Une vie à la dur...


N'importe quel CRS te le confirmera, le pavé, même breton, manque de tendresse. Avant d'y élire domicile il convient de bien réfléchir.

Tes premières nuits à la dure t'ont peut-être rappelé quelques souvenirs de camping ou de service militaire. Mais l'armée prend généralement soin de ses hommes et le camping, même sauvage, reste très civilisé.

La sagesse populaire installe le clochard sous les ponts. Laisse tomber, la sagesse populaire est une belle salope ! La nuit, sous les ponts, on ne rencontre que des individus plus ou moins dangereux qu'il convient d'éviter si tu accordes quelque valeur à ton intégrité physique et morale.

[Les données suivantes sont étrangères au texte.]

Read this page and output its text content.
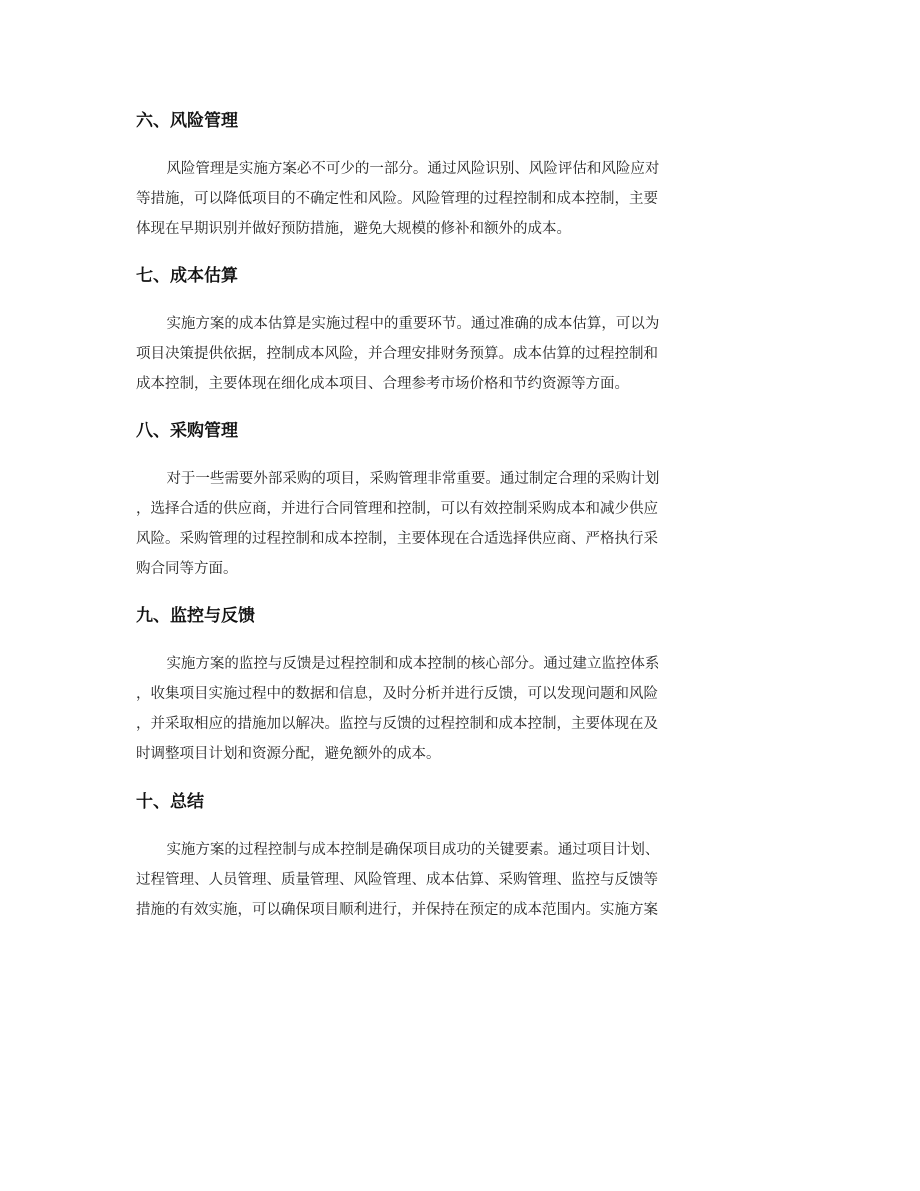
六、风险管理

风险管理是实施方案必不可少的一部分。通过风险识别、风险评估和风险应对
等措施，可以降低项目的不确定性和风险。风险管理的过程控制和成本控制，主要
体现在早期识别并做好预防措施，避免大规模的修补和额外的成本。

七、成本估算

实施方案的成本估算是实施过程中的重要环节。通过准确的成本估算，可以为
项目决策提供依据，控制成本风险，并合理安排财务预算。成本估算的过程控制和
成本控制，主要体现在细化成本项目、合理参考市场价格和节约资源等方面。

八、采购管理

对于一些需要外部采购的项目，采购管理非常重要。通过制定合理的采购计划
，选择合适的供应商，并进行合同管理和控制，可以有效控制采购成本和减少供应
风险。采购管理的过程控制和成本控制，主要体现在合适选择供应商、严格执行采
购合同等方面。

九、监控与反馈

实施方案的监控与反馈是过程控制和成本控制的核心部分。通过建立监控体系
，收集项目实施过程中的数据和信息，及时分析并进行反馈，可以发现问题和风险
，并采取相应的措施加以解决。监控与反馈的过程控制和成本控制，主要体现在及
时调整项目计划和资源分配，避免额外的成本。

十、总结

实施方案的过程控制与成本控制是确保项目成功的关键要素。通过项目计划、
过程管理、人员管理、质量管理、风险管理、成本估算、采购管理、监控与反馈等
措施的有效实施，可以确保项目顺利进行，并保持在预定的成本范围内。实施方案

De toute façon, tu ne te considères pas comme clochard. Pas encore. Tu es momentanément dans la gêne. Même si pour tous ceux que tu croises le colis est déjà emballé et étiqueté.

Tu as déjà eu du mal à accepter la distribution de casse-dalle, tu n'es pas encore mûr pour te présenter à la porte des asiles de nuit. Tu te crois capable de te débrouiller pour trouver un coin tranquille pour dormir. Cela te passera mais seule l'expérience te convaincra. Là aussi il s'agit d'un rite initiatique.

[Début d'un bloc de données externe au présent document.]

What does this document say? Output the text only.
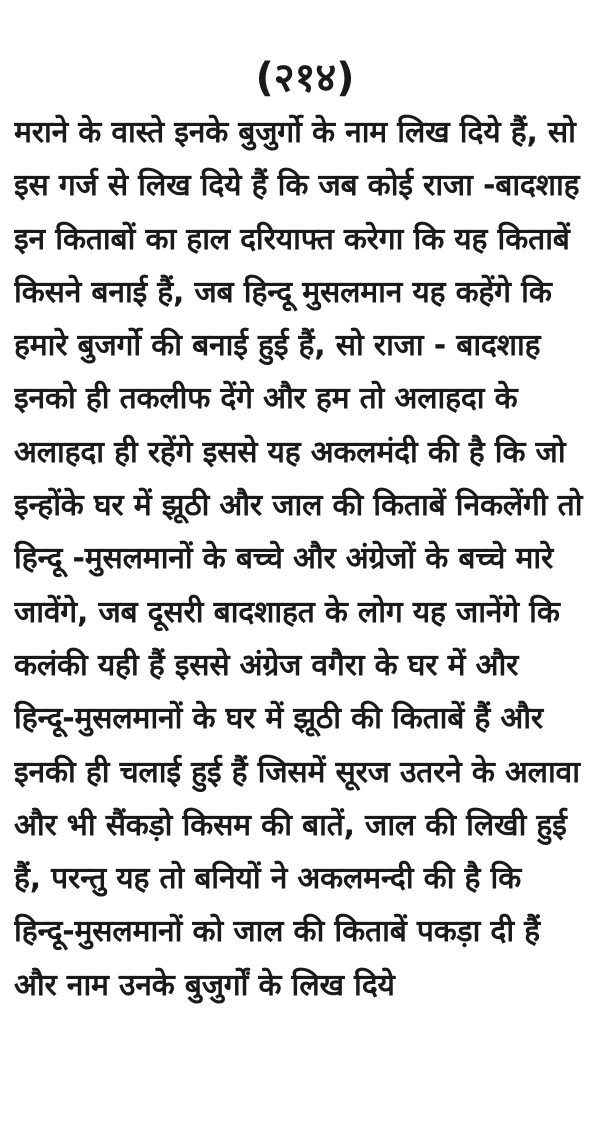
(२१४)
मराने के वास्ते इनके बुजुर्गो के नाम लिख दिये हैं, सो
इस गर्ज से लिख दिये हैं कि जब कोई राजा -बादशाह
इन किताबों का हाल दरियाफ्त करेगा कि यह किताबें
किसने बनाई हैं, जब हिन्दू मुसलमान यह कहेंगे कि
हमारे बुजर्गो की बनाई हुई हैं, सो राजा - बादशाह
इनको ही तकलीफ देंगे और हम तो अलाहदा के
अलाहदा ही रहेंगे इससे यह अकलमंदी की है कि जो
इन्होंके घर में झूठी और जाल की किताबें निकलेंगी तो
हिन्दू -मुसलमानों के बच्चे और अंग्रेजों के बच्चे मारे
जावेंगे, जब दूसरी बादशाहत के लोग यह जानेंगे कि
कलंकी यही हैं इससे अंग्रेज वगैरा के घर में और
हिन्दू-मुसलमानों के घर में झूठी की किताबें हैं और
इनकी ही चलाई हुई हैं जिसमें सूरज उतरने के अलावा
और भी सैंकड़ो किसम की बातें, जाल की लिखी हुई
हैं, परन्तु यह तो बनियों ने अकलमन्दी की है कि
हिन्दू-मुसलमानों को जाल की किताबें पकड़ा दी हैं
और नाम उनके बुजुर्गों के लिख दिये
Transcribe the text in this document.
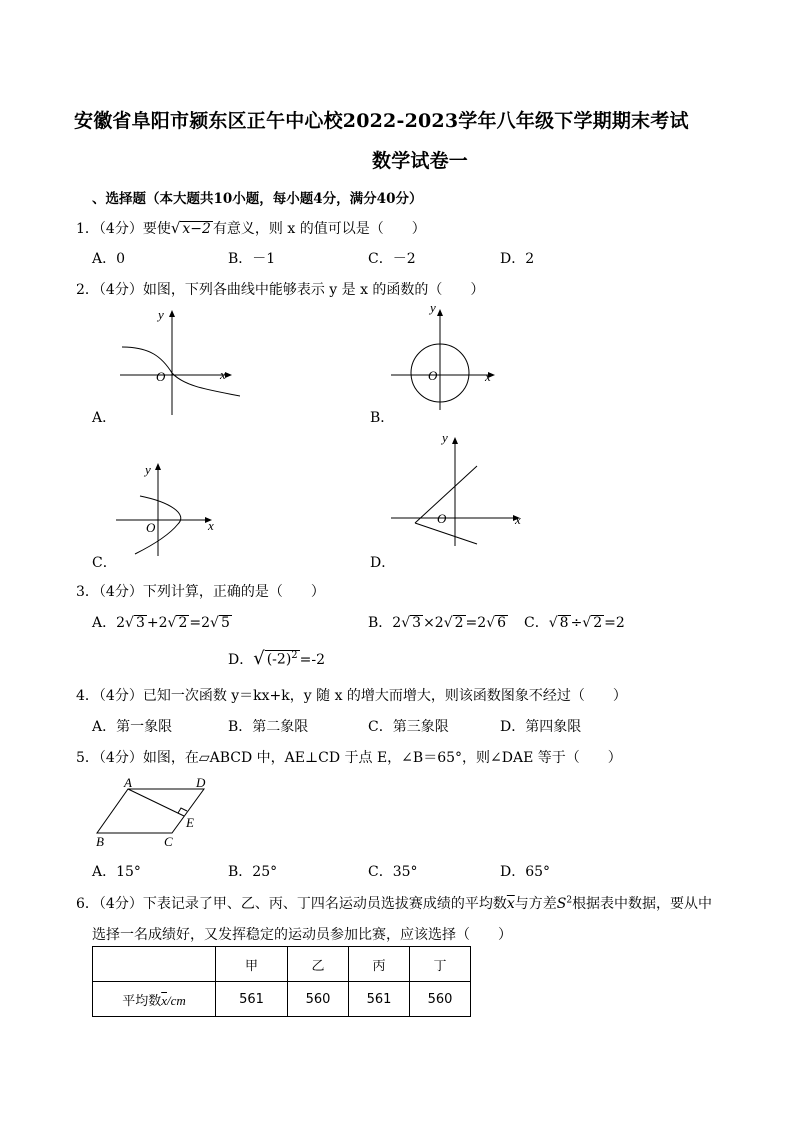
安徽省阜阳市颍东区正午中心校2022-2023学年八年级下学期期末考试
数学试卷一
、选择题（本大题共10小题，每小题4分，满分40分）
1．（4分）要使√ x−2 有意义，则 x 的值可以是（　　）
A．0	B．－1	C．－2	D．2
2．（4分）如图，下列各曲线中能够表示 y 是 x 的函数的（　　）
y
x
O
A．
y
x
O
B．
y
x
O
C．
y
x
O
D．
3．（4分）下列计算，正确的是（　　）
A．2√ 3 +2√ 2 =2√ 5	B．2√ 3 ×2√ 2 =2√ 6 C．√ 8 ÷√ 2 =2
D．√ $(-2)^2 =-2$
4．（4分）已知一次函数 y＝kx+k，y 随 x 的增大而增大，则该函数图象不经过（　　）
A．第一象限	B．第二象限	C．第三象限	D．第四象限
5．（4分）如图，在▱ABCD 中，AE⊥CD 于点 E，∠B＝65°，则∠DAE 等于（　　）
A	D
B	C
E
A．15°	B．25°	C．35°	D．65°
6．（4分）下表记录了甲、乙、丙、丁四名运动员选拔赛成绩的平均数$\overline{x}$与方差$S^2$根据表中数据，要从中
选择一名成绩好，又发挥稳定的运动员参加比赛，应该选择（　　）
	甲	乙	丙	丁
平均数$\overline{x}/cm$	561	560	561	560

Tu constates vite que les endroits discrets auxquels tu penses sont tous sur le trajet des patrouilles de flics et qu'ils contrôlent systématiquement les petits nouveaux. Ils ont une technique très au point pour te réveiller sans prendre de risque et seuls les plus téméraires te fileront des coups de rangers dans les côtes. N'espère pas être embarqué pour finir la nuit dans la chaleur du poste de police, dès qu'ils constateront qu'ils ont affaire à une cloche qui n'est pas recherchée ils te laisseront te rendormir. Jusqu'à la prochaine patrouille.

Pour les éviter, pas d'autre solution que d'abandonner le domaine public pour investir le secteur privé. Parking, hall d'entrée, immeuble en construction, voiture mal fermée, tout est envisageable. Reste dans le centre ville, les quartiers pavillonnaires sont pleins de chiens dangereux et de beaufs méchants.

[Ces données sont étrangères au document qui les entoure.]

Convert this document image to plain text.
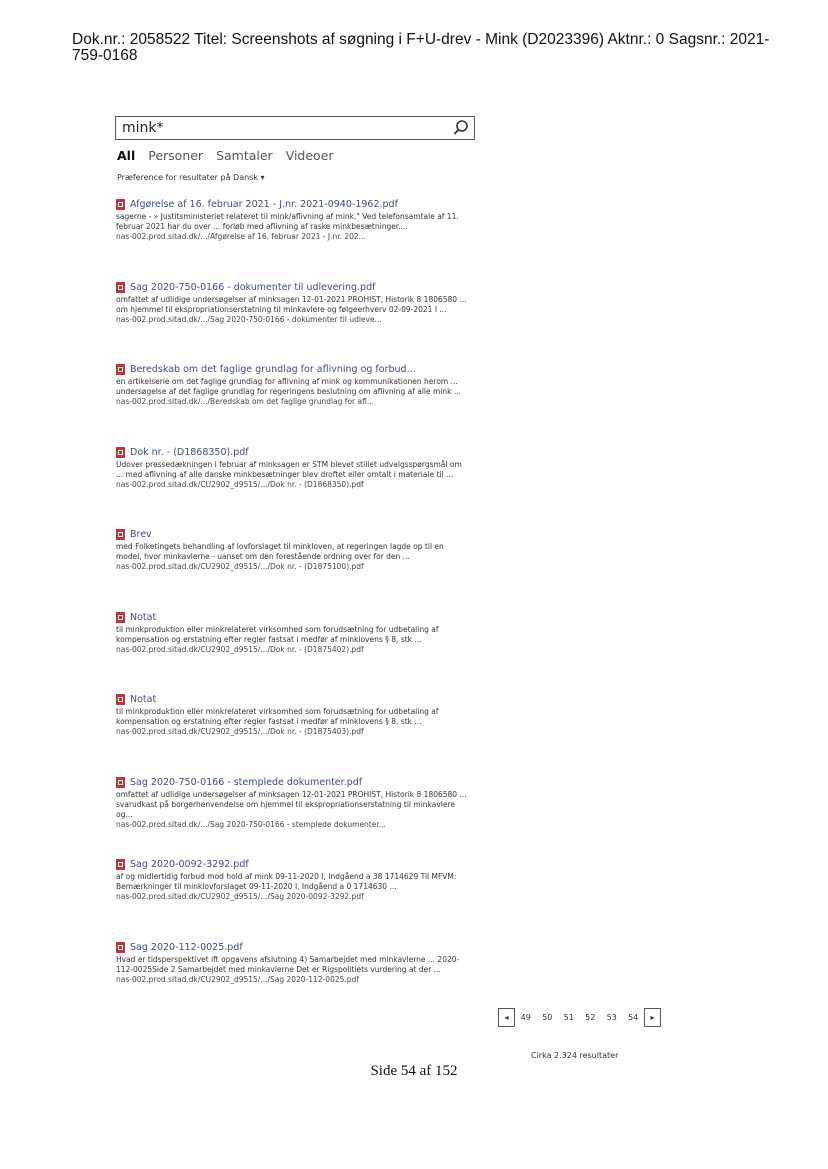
Dok.nr.: 2058522 Titel: Screenshots af søgning i F+U-drev - Mink (D2023396) Aktnr.: 0 Sagsnr.: 2021-759-0168
mink*
All Personer Samtaler Videoer
Præference for resultater på Dansk ▾
Afgørelse af 16. februar 2021 - J.nr. 2021-0940-1962.pdf
sagerne - » Justitsministeriet relateret til mink/aflivning af mink." Ved telefonsamtale af 11. februar 2021 har du over ... forløb med aflivning af raske minkbesætninger....
nas-002.prod.sitad.dk/.../Afgørelse af 16. februar 2021 - J.nr. 202...
Sag 2020-750-0166 - dokumenter til udlevering.pdf
omfattet af udlidige undersøgelser af minksagen 12-01-2021 PROHIST, Historik 8 1806580 ... om hjemmel til ekspropriationserstatning til minkavlere og følgeerhverv 02-09-2021 I ...
nas-002.prod.sitad.dk/.../Sag 2020-750-0166 - dokumenter til udleve...
Beredskab om det faglige grundlag for aflivning og forbud...
en artikelserie om det faglige grundlag for aflivning af mink og kommunikationen herom ... undersøgelse af det faglige grundlag for regeringens beslutning om aflivning af alle mink ...
nas-002.prod.sitad.dk/.../Beredskab om det faglige grundlag for afl...
Dok nr. - (D1868350).pdf
Udover pressedækningen i februar af minksagen er STM blevet stillet udvalgsspørgsmål om ... med aflivning af alle danske minkbesætninger blev droftet eller omtalt i materiale til ...
nas-002.prod.sitad.dk/CU2902_d9515/.../Dok nr. - (D1868350).pdf
Brev
med Folketingets behandling af lovforslaget til minkloven, at regeringen lagde op til en model, hvor minkavlerne - uanset om den forestående ordning over for den ...
nas-002.prod.sitad.dk/CU2902_d9515/.../Dok nr. - (D1875100).pdf
Notat
til minkproduktion eller minkrelateret virksomhed som forudsætning for udbetaling af kompensation og erstatning efter regler fastsat i medfør af minklovens § 8, stk ...
nas-002.prod.sitad.dk/CU2902_d9515/.../Dok nr. - (D1875402).pdf
Notat
til minkproduktion eller minkrelateret virksomhed som forudsætning for udbetaling af kompensation og erstatning efter regler fastsat i medfør af minklovens § 8, stk ...
nas-002.prod.sitad.dk/CU2902_d9515/.../Dok nr. - (D1875403).pdf
Sag 2020-750-0166 - stemplede dokumenter.pdf
omfattet af udlidige undersøgelser af minksagen 12-01-2021 PROHIST, Historik 8 1806580 ... svarudkast på borgerhenvendelse om hjemmel til ekspropriationserstatning til minkavlere og...
nas-002.prod.sitad.dk/.../Sag 2020-750-0166 - stemplede dokumenter...
Sag 2020-0092-3292.pdf
af og midlertidig forbud mod hold af mink 09-11-2020 I, Indgåend a 38 1714629 Til MFVM: Bemærkninger til minklovforslaget 09-11-2020 I, Indgåend a 0 1714630 ...
nas-002.prod.sitad.dk/CU2902_d9515/.../Sag 2020-0092-3292.pdf
Sag 2020-112-0025.pdf
Hvad er tidsperspektivet ift opgavens afslutning 4) Samarbejdet med minkavlerne ... 2020-112-0025Side 2 Samarbejdet med minkavlerne Det er Rigspolitiets vurdering at der ...
nas-002.prod.sitad.dk/CU2902_d9515/.../Sag 2020-112-0025.pdf
◂	49	50	51	52	53	54	▸
Cirka 2.324 resultater
Side 54 af 152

La difficulté consiste à trouver une place qui ne soit pas déjà occupée. C'est que, vois-tu, il y a plusieurs dizaines de milliers de SDF qui se partagent les bons coins . Alors, le petit dernier...

Si tu parviens à trouver un endroit peinard, ne t'avise pas de le saloper en pissant partout comme un chien marquant son territoire. Au hasard de tes promenades, repère bien les pissotières et surtout les chiottes Decaux. Le problème avec les pissotières, c'est que c'est le lieu de rencontre préféré de toute une faune qui assume mal ses préférences sexuelles. Remarque que tu peux mettre à profit tes mésaventures pour comprendre ce que ressent une femme devant supporter les plaisanteries du beauf moyen... Heureusement pour toi, la sous-alimentation chronique rendra ton utilisation des chiottes plus espacée.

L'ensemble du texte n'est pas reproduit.